(S)-N-{1-[5-(4-Chloro­benzyl­sulfanyl)-1,3,4-oxadiazol-2-yl]eth­yl}-4-methyl­benzene­sulfonamide

Abstract

The title compound, C₁₈H₁₈ClN₃O₃S₂, adopts by folding the form of a distorted disc. Inter­planar angles are 29.51 (7) and 63.43 (7)° from the five-membered ring to the aromatic systems and 34.80 (6)° between these two latter rings. The absolute configuration was confirmed by determination of the Flack parameter. In the crystal, the mol­ecules are linked by four hydrogen bonds, one classical (N—H⋯N) and three ‘weak’ (C—H⋯O), forming layers parallel to the ac plane; these are in turn linked in the third dimension by Cl⋯N [3.1689 (16) Å] and Cl⋯O [3.3148 (13) Å] contacts to the heterocyclic ring.

Related literature

For the chemotherapeutic effects of substituted-1,3,4-oxadiazole derivatives, see: Aboraia et al. (2006 ▶); Akhtar et al. (2008 ▶, 2010 ▶); Khan et al. (2005 ▶); Mishra et al. (2005 ▶); Zahid et al. (2009 ▶). Based on the known structures of 2,5-disubstituted-1,3,4-oxadiazo­les with diverse biological activity, we have designed and synthesized several new derivatives of 1,3,4-oxadiazo­les and evaluated their anti-HIV activity, see: Syed et al. (2011 ▶).

Experimental

Crystal data

• C₁₈H₁₈ClN₃O₃S₂

• M _r = 423.92

• Orthorhombic,

• a = 5.5928 (3) Å

• b = 17.5004 (7) Å

• c = 20.1431 (7) Å

• V = 1971.53 (15) ų

• Z = 4

• Cu Kα radiation

• μ = 3.90 mm⁻¹

• T = 100 K

• 0.15 × 0.10 × 0.06 mm

Data collection

• Oxford Diffraction Xcalibur Nova A diffractometer

• Absorption correction: multi-scan (CrysAlis PRO; Oxford Diffraction, 2010 ▶) T _min = 0.785, T _max = 1.000

• 31188 measured reflections

• 3762 independent reflections

• 3625 reflections with I > 2σ(I)

• R _int = 0.046

Refinement

• R[F ² > 2σ(F ²)] = 0.026

• wR(F ²) = 0.069

• S = 1.04

• 3762 reflections

• 250 parameters

• H atoms treated by a mixture of independent and constrained refinement

• Δρ_max = 0.31 e Å⁻³

• Δρ_min = −0.28 e Å⁻³

• Absolute structure: Flack (1983 ▶), 1563 Friedel pairs

• Flack parameter: −0.001 (11)

Data collection: CrysAlis PRO Oxford Diffraction (2010 ▶); cell refinement: CrysAlis PRO; data reduction: CrysAlis PRO; program(s) used to solve structure: SHELXS97 (Sheldrick, 2008 ▶); program(s) used to refine structure: SHELXL97 (Sheldrick, 2008 ▶); molecular graphics: XP (Siemens, 1994 ▶) and RPLUTO (CCDC, 2007 ▶); software used to prepare material for publication: SHELXL97.

Supplementary Material

Supplementary material file. DOI: 10.1107/S1600536811039134/bt5653Isup3.cml

Additional supplementary materials: crystallographic information; 3D view; checkCIF report

Table 1. Hydrogen-bond geometry (Å, °).

D—H⋯A	D—H	H⋯A	D⋯A	D—H⋯A
N5—H05⋯N4i	0.90 (3)	2.19 (3)	3.068 (2)	166 (2)
C15—H15B⋯O2ii	0.99	2.41	3.301 (2)	149
C9—H9⋯O2iii	0.95	2.43	3.178 (2)	136
C15—H15B⋯O3iv	0.99	2.47	3.007 (2)	113

Symmetry codes: (i) ; (ii) ; (iii) ; (iv) .
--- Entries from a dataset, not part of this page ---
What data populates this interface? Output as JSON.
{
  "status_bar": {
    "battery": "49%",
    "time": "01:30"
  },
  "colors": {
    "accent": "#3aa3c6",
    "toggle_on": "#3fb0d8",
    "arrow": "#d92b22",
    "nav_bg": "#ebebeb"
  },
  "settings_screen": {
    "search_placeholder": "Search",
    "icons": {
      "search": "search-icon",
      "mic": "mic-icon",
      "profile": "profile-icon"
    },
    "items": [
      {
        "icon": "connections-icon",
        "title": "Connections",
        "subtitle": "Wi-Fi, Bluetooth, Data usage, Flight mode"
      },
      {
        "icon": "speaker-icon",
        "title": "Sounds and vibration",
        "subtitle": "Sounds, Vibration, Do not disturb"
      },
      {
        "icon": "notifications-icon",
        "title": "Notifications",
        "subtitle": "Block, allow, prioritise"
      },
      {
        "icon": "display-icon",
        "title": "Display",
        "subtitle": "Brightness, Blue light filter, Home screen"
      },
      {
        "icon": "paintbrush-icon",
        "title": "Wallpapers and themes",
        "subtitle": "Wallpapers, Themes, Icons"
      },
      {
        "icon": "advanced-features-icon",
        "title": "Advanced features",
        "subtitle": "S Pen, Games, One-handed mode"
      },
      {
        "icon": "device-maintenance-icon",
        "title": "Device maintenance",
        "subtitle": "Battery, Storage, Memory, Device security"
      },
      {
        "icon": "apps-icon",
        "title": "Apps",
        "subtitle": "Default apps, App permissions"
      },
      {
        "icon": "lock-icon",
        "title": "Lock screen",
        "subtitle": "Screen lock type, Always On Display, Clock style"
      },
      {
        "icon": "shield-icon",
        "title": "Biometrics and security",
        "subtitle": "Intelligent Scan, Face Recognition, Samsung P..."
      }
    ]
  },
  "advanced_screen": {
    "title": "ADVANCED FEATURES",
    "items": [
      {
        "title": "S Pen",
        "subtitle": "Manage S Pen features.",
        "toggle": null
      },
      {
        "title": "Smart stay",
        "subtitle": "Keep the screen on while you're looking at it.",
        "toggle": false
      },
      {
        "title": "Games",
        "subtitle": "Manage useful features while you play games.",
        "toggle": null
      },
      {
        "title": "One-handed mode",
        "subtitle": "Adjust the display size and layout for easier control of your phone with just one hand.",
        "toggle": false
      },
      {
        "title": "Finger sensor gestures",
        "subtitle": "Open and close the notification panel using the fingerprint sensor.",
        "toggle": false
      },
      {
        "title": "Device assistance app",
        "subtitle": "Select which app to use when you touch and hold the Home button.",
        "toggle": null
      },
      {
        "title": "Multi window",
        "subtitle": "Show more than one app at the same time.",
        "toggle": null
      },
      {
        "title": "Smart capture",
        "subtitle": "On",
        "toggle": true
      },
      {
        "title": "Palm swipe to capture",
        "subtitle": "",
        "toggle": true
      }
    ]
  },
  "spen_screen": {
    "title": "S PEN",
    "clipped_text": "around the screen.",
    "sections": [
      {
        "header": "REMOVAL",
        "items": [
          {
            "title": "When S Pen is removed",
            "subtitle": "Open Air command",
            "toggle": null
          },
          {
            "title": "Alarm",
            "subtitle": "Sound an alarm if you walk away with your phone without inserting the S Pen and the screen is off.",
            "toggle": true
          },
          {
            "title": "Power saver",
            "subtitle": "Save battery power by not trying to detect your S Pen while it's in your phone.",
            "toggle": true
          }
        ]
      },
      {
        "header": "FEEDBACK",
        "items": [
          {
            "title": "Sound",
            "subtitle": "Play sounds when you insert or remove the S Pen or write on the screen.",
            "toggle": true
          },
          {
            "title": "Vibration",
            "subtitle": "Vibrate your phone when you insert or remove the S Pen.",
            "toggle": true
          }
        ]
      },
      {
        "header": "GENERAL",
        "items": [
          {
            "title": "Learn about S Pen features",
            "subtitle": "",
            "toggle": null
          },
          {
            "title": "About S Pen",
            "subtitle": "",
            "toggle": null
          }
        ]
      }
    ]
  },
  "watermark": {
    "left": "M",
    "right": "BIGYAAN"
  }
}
supplementary crystallographic information

Comment

Substituted-1,3,4-oxadiazole derivatives are of significant interest because of their chemotherapeutic effects such as anti-proliferative (Zahid et al., 2009), anti-tumour and anti-viral (Akhtar et al., 2008), anti-microbial (Mishra et al., 2005), urease inhibition (Akhtar et al., 2010), tyrosinase inhibition (Khan et al., 2005), and anti-mitotic (Aboraia et al., 2006) activities. Based on the known structures of 2,5-disubstituted-1,3,4-oxadiazoles with diverse biological activities, we have designed and synthesized several new derivatives of 1,3,4-oxadiazoles and evaluated their anti-HIV activity (Syed et al., 2011). In this paper, we report the crystal structure of one of these compounds.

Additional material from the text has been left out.